It’s safe to say, students are still scared
March 1, 2010
Kent State is promoting itself as having the safest public university campus in Ohio according to an FBI Uniform Crime Statistics report and information from the Consortium for Campus Crime Research.
That’s all well and good, but it’s also important not to be complacent and just assume that nothing bad can happen at Kent State, on and off campus.
It’s important to realize students are worried. While we may have seen less crime in 2008, the severity of crimes on and off campus in 2009 and 2010 have surprised even seniors thinking back to their freshman and sophomore years.
Students have been robbed with brass knuckles and knives on campus. Two off-campus assaults in the last three months have resulted in deaths.
We’re not claiming the university is in any way responsible for what happens off campus, but it’s also naïve to think a student will spend all of their four or more years on campus. Going downtown is part of the Kent State experience.
And while we understand why Kent State is promoting itself heavily on its Web site as a safe campus, we think the idea that fears of the city and campus are unfounded is not fair.
“When unfortunate and isolated high-profile incidents happen, as was the case recently, it disrupts our sense of security,” President Lester Lefton said in a press release. “The result, especially with the heightened media attention, is that it creates the false view that Kent State and the city of Kent are unsafe. Nothing could be less true.”
Statistically speaking, the number of reported crimes may be down, but is it really fair to say that the city of Kent is safe when two students have been beaten so severely they eventually died of their injuries in the past several months?
We are a campus still in mourning. We are a campus full of students who look over their shoulders twice before returning home from a night at the bars.
Any school would be foolish not to publish a press release when groups judge their campus as one of the safest in the state, but it’s impossible to fight the recent perception of a dangerous place to go to school.
Don’t blame the media for reporting on very serious crimes that have taken place around Kent. If a Kent State student is killed, his or her fellow students, parents of students and the public at-large deserve to — and want to — know.
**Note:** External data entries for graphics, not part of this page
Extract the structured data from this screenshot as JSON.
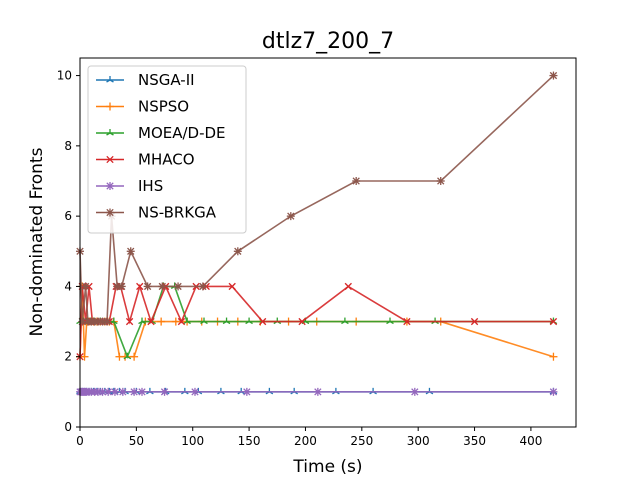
{
  "chart_data": {
    "type": "line",
    "title": "dtlz7_200_7",
    "xlabel": "Time (s)",
    "ylabel": "Non-dominated Fronts",
    "xlim": [
      0,
      440
    ],
    "ylim": [
      0,
      10.5
    ],
    "xticks": [
      0,
      50,
      100,
      150,
      200,
      250,
      300,
      350,
      400
    ],
    "yticks": [
      0,
      2,
      4,
      6,
      8,
      10
    ],
    "grid": false,
    "legend_position": "top-left",
    "series": [
      {
        "name": "NSGA-II",
        "color": "#1f77b4",
        "marker": "tri-star",
        "points": [
          [
            0,
            1
          ],
          [
            2,
            1
          ],
          [
            4,
            1
          ],
          [
            6,
            1
          ],
          [
            8,
            1
          ],
          [
            10,
            1
          ],
          [
            12,
            1
          ],
          [
            15,
            1
          ],
          [
            18,
            1
          ],
          [
            22,
            1
          ],
          [
            26,
            1
          ],
          [
            30,
            1
          ],
          [
            35,
            1
          ],
          [
            40,
            1
          ],
          [
            50,
            1
          ],
          [
            62,
            1
          ],
          [
            76,
            1
          ],
          [
            93,
            1
          ],
          [
            105,
            1
          ],
          [
            125,
            1
          ],
          [
            143,
            1
          ],
          [
            168,
            1
          ],
          [
            190,
            1
          ],
          [
            227,
            1
          ],
          [
            260,
            1
          ],
          [
            310,
            1
          ],
          [
            420,
            1
          ]
        ]
      },
      {
        "name": "NSPSO",
        "color": "#ff7f0e",
        "marker": "plus",
        "points": [
          [
            0,
            2
          ],
          [
            2,
            4
          ],
          [
            4,
            2
          ],
          [
            6,
            3
          ],
          [
            8,
            3
          ],
          [
            10,
            3
          ],
          [
            12,
            3
          ],
          [
            15,
            3
          ],
          [
            18,
            3
          ],
          [
            22,
            3
          ],
          [
            26,
            3
          ],
          [
            30,
            3
          ],
          [
            35,
            2
          ],
          [
            40,
            2
          ],
          [
            48,
            2
          ],
          [
            58,
            3
          ],
          [
            72,
            3
          ],
          [
            85,
            3
          ],
          [
            95,
            3
          ],
          [
            108,
            3
          ],
          [
            122,
            3
          ],
          [
            140,
            3
          ],
          [
            160,
            3
          ],
          [
            185,
            3
          ],
          [
            210,
            3
          ],
          [
            245,
            3
          ],
          [
            290,
            3
          ],
          [
            320,
            3
          ],
          [
            420,
            2
          ]
        ]
      },
      {
        "name": "MOEA/D-DE",
        "color": "#2ca02c",
        "marker": "tri-star",
        "points": [
          [
            0,
            3
          ],
          [
            3,
            3
          ],
          [
            6,
            3
          ],
          [
            9,
            3
          ],
          [
            12,
            3
          ],
          [
            18,
            3
          ],
          [
            24,
            3
          ],
          [
            30,
            3
          ],
          [
            42,
            2
          ],
          [
            55,
            3
          ],
          [
            64,
            3
          ],
          [
            74,
            4
          ],
          [
            84,
            4
          ],
          [
            95,
            3
          ],
          [
            110,
            3
          ],
          [
            130,
            3
          ],
          [
            150,
            3
          ],
          [
            175,
            3
          ],
          [
            200,
            3
          ],
          [
            235,
            3
          ],
          [
            275,
            3
          ],
          [
            315,
            3
          ],
          [
            420,
            3
          ]
        ]
      },
      {
        "name": "MHACO",
        "color": "#d62728",
        "marker": "x",
        "points": [
          [
            0,
            2
          ],
          [
            2,
            4
          ],
          [
            5,
            3
          ],
          [
            8,
            4
          ],
          [
            11,
            3
          ],
          [
            14,
            3
          ],
          [
            18,
            3
          ],
          [
            22,
            3
          ],
          [
            26,
            3
          ],
          [
            32,
            4
          ],
          [
            36,
            4
          ],
          [
            44,
            3
          ],
          [
            53,
            4
          ],
          [
            63,
            3
          ],
          [
            76,
            4
          ],
          [
            90,
            3
          ],
          [
            103,
            4
          ],
          [
            112,
            4
          ],
          [
            135,
            4
          ],
          [
            162,
            3
          ],
          [
            197,
            3
          ],
          [
            238,
            4
          ],
          [
            290,
            3
          ],
          [
            350,
            3
          ],
          [
            420,
            3
          ]
        ]
      },
      {
        "name": "IHS",
        "color": "#9467bd",
        "marker": "asterisk",
        "points": [
          [
            0,
            1
          ],
          [
            1,
            1
          ],
          [
            2,
            1
          ],
          [
            3,
            1
          ],
          [
            4,
            1
          ],
          [
            5,
            1
          ],
          [
            6,
            1
          ],
          [
            8,
            1
          ],
          [
            10,
            1
          ],
          [
            13,
            1
          ],
          [
            16,
            1
          ],
          [
            20,
            1
          ],
          [
            25,
            1
          ],
          [
            31,
            1
          ],
          [
            38,
            1
          ],
          [
            48,
            1
          ],
          [
            55,
            1
          ],
          [
            75,
            1
          ],
          [
            102,
            1
          ],
          [
            148,
            1
          ],
          [
            211,
            1
          ],
          [
            297,
            1
          ],
          [
            420,
            1
          ]
        ]
      },
      {
        "name": "NS-BRKGA",
        "color": "#8c564b",
        "marker": "asterisk",
        "points": [
          [
            0,
            5
          ],
          [
            2,
            3
          ],
          [
            5,
            4
          ],
          [
            7,
            3
          ],
          [
            10,
            3
          ],
          [
            13,
            3
          ],
          [
            16,
            3
          ],
          [
            20,
            3
          ],
          [
            24,
            3
          ],
          [
            28,
            6
          ],
          [
            33,
            4
          ],
          [
            37,
            4
          ],
          [
            45,
            5
          ],
          [
            60,
            4
          ],
          [
            73,
            4
          ],
          [
            87,
            4
          ],
          [
            109,
            4
          ],
          [
            140,
            5
          ],
          [
            187,
            6
          ],
          [
            245,
            7
          ],
          [
            320,
            7
          ],
          [
            420,
            10
          ]
        ]
      }
    ]
  }
}
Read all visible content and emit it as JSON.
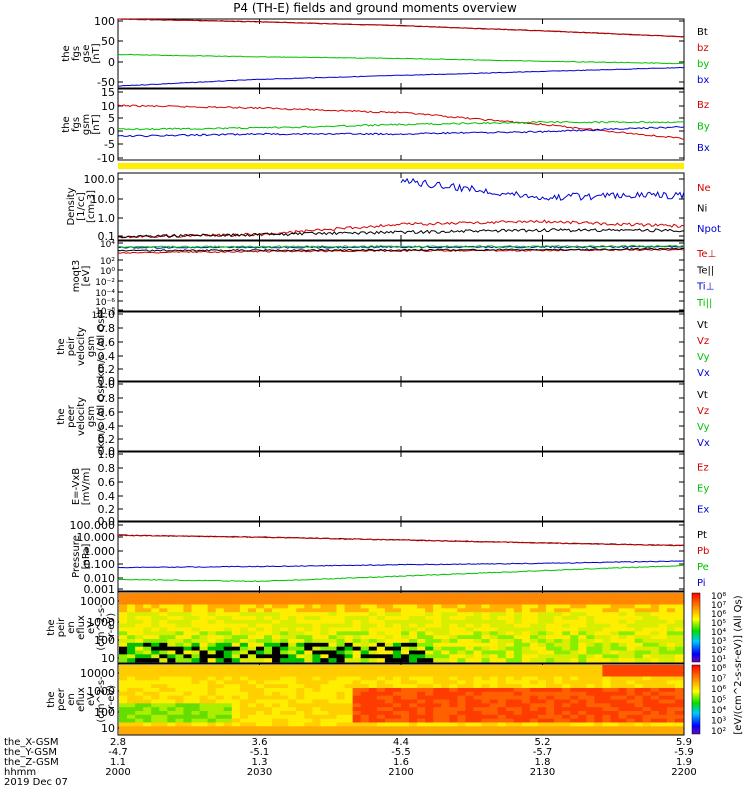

It’s not the media’s fault if people consider Kent State unsafe based on accurate reporting on crimes. If its students are really so safe on and off campus, we shouldn’t see many more major crimes against students any time soon.
We understand the university’s attempt to control the public’s perception of the relative safety of Kent State, but waiting may be the only option.
Statistics and press releases are ill comfort to students who have seen peers buried much too soon. The public will wait for reports of high-profile crimes to stop before they declare Kent State safe again.
The above editorial is the consensus opinion of the Daily Kent Stater editorial board.